I reviewed the Ablation Studies presented in Appendix B which highlight the tradeoff between the final performance and training speed in DCTdiff when switching different hyperparameters. There is no code provided for the submission, even though it is said so in the abstract

与现有文献的关系

This submission well discusses the broader scientific literature

遗漏的重要参考文献

I think the one important reference missing is [1] where authors combine a hierarchical VAE with a diffusion model by using a Discrete Cosine Transform (DCT) to create low-dimensional pseudoinputs, which are then modeled via a diffusion-based prior to efficiently approximate the aggregated posterior and enhance latent space utilization.

[1] Kuzina, Anna, and Jakub M. Tomczak. "Hierarchical VAE with a Diffusion-based VampPrior." Transactions on Machine Learning Research.

其他优缺点

Strengths:

  • The proposed method is novel, sound, and makes a lot of sense-
  • This work introduces several smart observations from frequency space analysis and compression methods into generative modelling.

Weaknesses:

  • The evaluation of the methods is limited to the comparison to the baseline approach in the pixel space

其他意见或建议

Small suggestions:

  • I don't know how was it defined, but the bold math letters (e.g. x'_y and so on in line 121 right) are hard to read
作者回复

We sincerely appreciate the insightful suggestions and comments provided by the reviewer.

Q1: The benchmarks used for the evaluation are sufficient in size, authors even include some high-resolution datasets.
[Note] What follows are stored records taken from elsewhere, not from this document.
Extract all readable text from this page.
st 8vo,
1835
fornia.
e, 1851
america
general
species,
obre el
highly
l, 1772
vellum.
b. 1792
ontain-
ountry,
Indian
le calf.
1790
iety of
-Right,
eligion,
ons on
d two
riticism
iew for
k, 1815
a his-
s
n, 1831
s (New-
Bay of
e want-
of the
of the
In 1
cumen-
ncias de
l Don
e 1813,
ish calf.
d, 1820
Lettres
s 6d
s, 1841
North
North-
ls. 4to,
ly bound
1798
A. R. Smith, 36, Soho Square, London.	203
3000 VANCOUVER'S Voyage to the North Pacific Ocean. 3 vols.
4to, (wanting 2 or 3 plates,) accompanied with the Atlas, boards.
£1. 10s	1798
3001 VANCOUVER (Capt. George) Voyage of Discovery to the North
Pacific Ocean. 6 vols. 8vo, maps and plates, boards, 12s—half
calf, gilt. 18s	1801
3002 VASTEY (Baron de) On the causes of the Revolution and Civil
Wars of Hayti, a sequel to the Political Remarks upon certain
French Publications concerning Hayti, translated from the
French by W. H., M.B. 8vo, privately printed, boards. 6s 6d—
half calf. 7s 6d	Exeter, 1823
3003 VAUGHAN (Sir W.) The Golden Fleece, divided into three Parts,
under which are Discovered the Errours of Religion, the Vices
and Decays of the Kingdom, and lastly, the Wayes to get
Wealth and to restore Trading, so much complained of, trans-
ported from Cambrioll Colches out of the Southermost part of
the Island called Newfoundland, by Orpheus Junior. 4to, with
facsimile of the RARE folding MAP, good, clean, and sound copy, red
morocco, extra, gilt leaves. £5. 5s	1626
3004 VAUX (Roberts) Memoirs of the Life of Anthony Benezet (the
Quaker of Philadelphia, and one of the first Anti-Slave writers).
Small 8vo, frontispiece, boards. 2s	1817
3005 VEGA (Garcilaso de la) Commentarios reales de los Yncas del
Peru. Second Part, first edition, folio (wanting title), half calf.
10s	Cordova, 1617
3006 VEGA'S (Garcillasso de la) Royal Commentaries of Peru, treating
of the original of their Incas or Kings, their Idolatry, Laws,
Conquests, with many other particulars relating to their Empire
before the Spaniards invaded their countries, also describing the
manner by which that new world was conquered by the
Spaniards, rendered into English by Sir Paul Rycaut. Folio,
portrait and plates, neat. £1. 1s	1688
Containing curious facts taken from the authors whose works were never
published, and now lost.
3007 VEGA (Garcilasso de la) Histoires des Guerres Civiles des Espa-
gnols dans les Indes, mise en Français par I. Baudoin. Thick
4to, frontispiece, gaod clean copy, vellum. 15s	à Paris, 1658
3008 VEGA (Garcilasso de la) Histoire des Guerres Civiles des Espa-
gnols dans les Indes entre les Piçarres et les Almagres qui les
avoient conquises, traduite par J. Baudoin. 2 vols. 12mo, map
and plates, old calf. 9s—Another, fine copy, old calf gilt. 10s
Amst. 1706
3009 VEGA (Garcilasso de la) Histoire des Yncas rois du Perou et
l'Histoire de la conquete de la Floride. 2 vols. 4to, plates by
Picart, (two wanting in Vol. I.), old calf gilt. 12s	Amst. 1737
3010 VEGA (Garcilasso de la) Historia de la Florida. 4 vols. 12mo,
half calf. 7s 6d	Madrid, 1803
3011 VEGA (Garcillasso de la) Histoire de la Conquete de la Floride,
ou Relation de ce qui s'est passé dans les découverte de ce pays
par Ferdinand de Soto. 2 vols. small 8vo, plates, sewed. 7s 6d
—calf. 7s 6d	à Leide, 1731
Nevertheless the method is only compared with the baseline model with the same architecture run in the pixel space

In addition to the comparison with pixel-based diffusion models, we also compared DCTdiff with the latent diffusion model UViT which utilizes the VAE of StableDiffusion for image compression. Please refer to Table 3 of our paper for the details.

Q2: Theorem 5.1 might be a bit relevant to the proposed approach, but it does not provide theoretical grounds for the proposed method.

Theorem 5.1 provides a theoretical foundation for understanding how noise affects different frequency components in the diffusion process. It formalizes the observation that high-frequency signals are more susceptible to noise perturbations due to the energy concentration properties of the DCT. This insight is crucial for justifying why DCTdiff exhibits a faster noise accumulation process than pixel diffusion, ultimately motivating the introduction of the SNR scaling method. We will improve the writing of Section 5.3 to highlight the connection.

Q3: The evaluation is a comparison to the baseline UViT on a number of different datasets including some high-resolution ones. In those experiments DCTdiff consistently outperforms pixel-space UViT. However, the observed results are far from state-of-the-art (e.g. FID on FFHQ256 2.19 for StyleGAN from 2022 vs 5.08 from this work).

Thanks for the interesting observation. GANs have been a strong class of models that generate high fidelity images (often measured by FID) (more evaluations can be found in https://paperswithcode.com/sota/image-generation-on-ffhq-256-x-256) yet do not produce diverse images. The main advantages of diffusion models are that they are stable to train and have higher diversity (often measured by recall) than GANs (see papers [1][2]). Our DCTdiff actually achieves better FID than many other diffusion-based models, e.g [3] and [4]).

[1] Dhariwal, Prafulla, and Alexander Nichol. "Diffusion models beat gans on image synthesis." NIPS. 2021.

[2] Boutin, Victor, et al. "Diffusion models as artists: are we closing the gap between humans and machines?." ICML 2023.

[3] Rombach, Robin, et al. "High-resolution image synthesis with latent diffusion models." CVPR. 2022.

[4] Kim, Dongjun, et al. "Soft Truncation: A Universal Training Technique of Score-based Diffusion Model for High Precision Score Estimation." ICML. 2022.

Q4 I think the one important reference missing is [1] where authors combine a hierarchical VAE with a diffusion model by using a Discrete Cosine Transform (DCT) to create low-dimensional pseudoinputs, which are then modeled via a diffusion-based prior to efficiently approximate the aggregated posterior and enhance latent space utilization

Except for explicit signal compression, it is inspiring to see that DCT can be treated as a low-dimensional latent representation and applied to VampPrior framework to obtain the flexible prior distribution modeled by diffusion. We will add the discussion of [1] to our literature review.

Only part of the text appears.